Brandon’s airport got its start in 1941 as flying school No. 12 under the Commonwealth Air Training Plan — now commemorated by a National Historic Site at the airport.

After the war, the school was closed, but volunteers like Ed McGill kept the facility operating as a civilian school. In 1948, it was officially renamed the Brandon Airport and McGill became manager of the facility in 1952.

The first passengers out of Brandon on Pacific Western in 1981.

FILE PHOTO

The first passengers out of Brandon on Pacific Western in 1981.

Passengers on WestJet Encore in September 2013.

FILE PHOTO

Passengers on WestJet Encore in September 2013.

Although still owned by the federal government, the city took over operation of the airport in 1970, and to recognize McGill’s years of service, the airport was redesignated McGill Field at the end of that year.

Through the 1980s, the airport hit its heyday, with regular jet service through Pacific Western, which later became Canadian Airlines.

That service ended in 1989, and the feds divested themselves of the land in 1995, passing full ownership of the airport to the city.

Although flights at the airport continued to be provided by smaller airlines like Perimeter and Bearskin, the city kept pursuing a return to longer-range service. WestJet conducted two trial runs out of McGill Field in 1999 and 2001, but the terrorist attacks of Sept. 11 that year sent the airline industry into turmoil, and the trials were not repeated.

In 2004, the city entered into talks with both WestJet and discount carrier ZIP, owned by Air Canada. At one point that spring the city was reportedly just weeks away from an announcement, but nothing came of it.

After much wooing, however, WestJet Encore began flying a Brandon-Calgary route last September.

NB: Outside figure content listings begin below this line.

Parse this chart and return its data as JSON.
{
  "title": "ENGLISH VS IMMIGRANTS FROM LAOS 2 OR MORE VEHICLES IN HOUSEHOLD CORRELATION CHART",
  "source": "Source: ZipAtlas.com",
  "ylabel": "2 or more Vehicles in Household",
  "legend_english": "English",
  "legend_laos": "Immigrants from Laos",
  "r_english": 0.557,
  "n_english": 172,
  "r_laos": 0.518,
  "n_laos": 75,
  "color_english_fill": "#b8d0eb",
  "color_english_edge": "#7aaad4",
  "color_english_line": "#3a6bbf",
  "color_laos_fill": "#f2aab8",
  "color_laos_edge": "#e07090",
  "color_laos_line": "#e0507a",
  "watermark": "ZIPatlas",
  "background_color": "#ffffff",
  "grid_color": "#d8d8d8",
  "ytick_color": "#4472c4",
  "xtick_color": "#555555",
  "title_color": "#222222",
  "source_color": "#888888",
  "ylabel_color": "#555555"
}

Now, the city has secured municipal and provincial funding commitments for a dramatic — and expensive — expansion to the terminal, which wasn’t designed for modern security or baggage requirements.

Late last month, the city also filed an application for federal funds to support the renovation, which would triple the size of the facility. A $5.35 airport improvement fee will be implemented in August to raise funds as well.

WestJet Encore has said that a Brandon-Winnipeg link, which would perhaps also include Thompson, is also being eyed, but that it is still years away.